Als eine Art Mekka für mode- und preisbewusste Tschechen galt lange Zeit die Filiale des Textil-Discounters Primark an der Prager Straße in Dresden. Ein findiger Jungunternehmer bot sogar eine eigene Busverbindung nur für den Einkauf in dem Geschäft an – eine Art moderne Variante der Butterfahrt. In Vor-Corona-Zeiten habe er so rund 2000 Kundinnen und Kunden im Jahr von Prag nach Dresden gebracht, berichtet Ondrej Tylecek.

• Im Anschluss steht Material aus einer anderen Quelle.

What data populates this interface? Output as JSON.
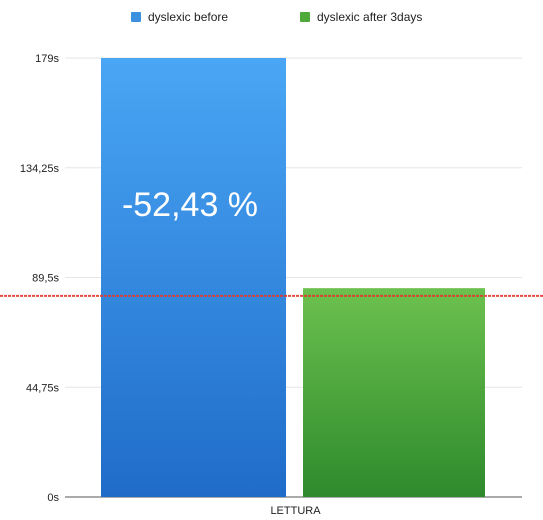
{
  "chart_data": {
    "type": "bar",
    "categories": [
      "LETTURA"
    ],
    "series": [
      {
        "name": "dyslexic before",
        "values": [
          179
        ],
        "color": "#3d8fe0"
      },
      {
        "name": "dyslexic after 3days",
        "values": [
          85.15
        ],
        "color": "#4fa83a"
      }
    ],
    "ylim": [
      0,
      179
    ],
    "yticks": [
      0,
      44.75,
      89.5,
      134.25,
      179
    ],
    "ytick_labels": [
      "0s",
      "44,75s",
      "89,5s",
      "134,25s",
      "179s"
    ],
    "reference_line": {
      "value": 82,
      "color": "#e03a2e"
    },
    "annotation": "-52,43 %",
    "legend_position": "top",
    "grid": true
  }
}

Nun hat er sein Angebot einem Rebranding unterziehen müssen. Statt «Primarklovers» heißt es «Shoppinktrips.cz». Der Grund ist einfach: Die irische Modekette hat in Prag ihre erste Filiale in Tschechien eröffnet – Dresden damit ein Alleinstellungsmerkmal verloren. Doch Tylecek ist überzeugt, dass viele Tschechen weiter nach Elbflorenz fahren werden, wenn seine Busverbindung im Herbst nach Corona-bedingter Pause wieder startet: «Sie verbringen einen freien Tag in einer anderen Umgebung – und sie erleben diese schöne Stadt.»

Nicht nur in Dresden, auch in den bayerischen Grenzregionen hat man sich seit Jahrzehnten auf die Kunden aus Tschechien eingestellt. Mitarbeiter im Einzelhandel hätten schon kurz nach dem Fall des Eisernen Vorhangs angefangen, die tschechische Sprache zu erlernen, sagt Sabine Köppel, Bezirksgeschäftsführerin des Handelsverbands Bayern in Oberfranken. Zudem würden in zahlreichen Geschäften der Region Muttersprachler beschäftigt. Deutsche würden wiederum gern über die Grenze in den Bäderort Karlsbad (Karlovy Vary) fahren, um durch die Boutiquen zu bummeln. «Es herrscht also ein sehr reger und vielfältiger Austausch mit den Nachbarn», sagt Köppel.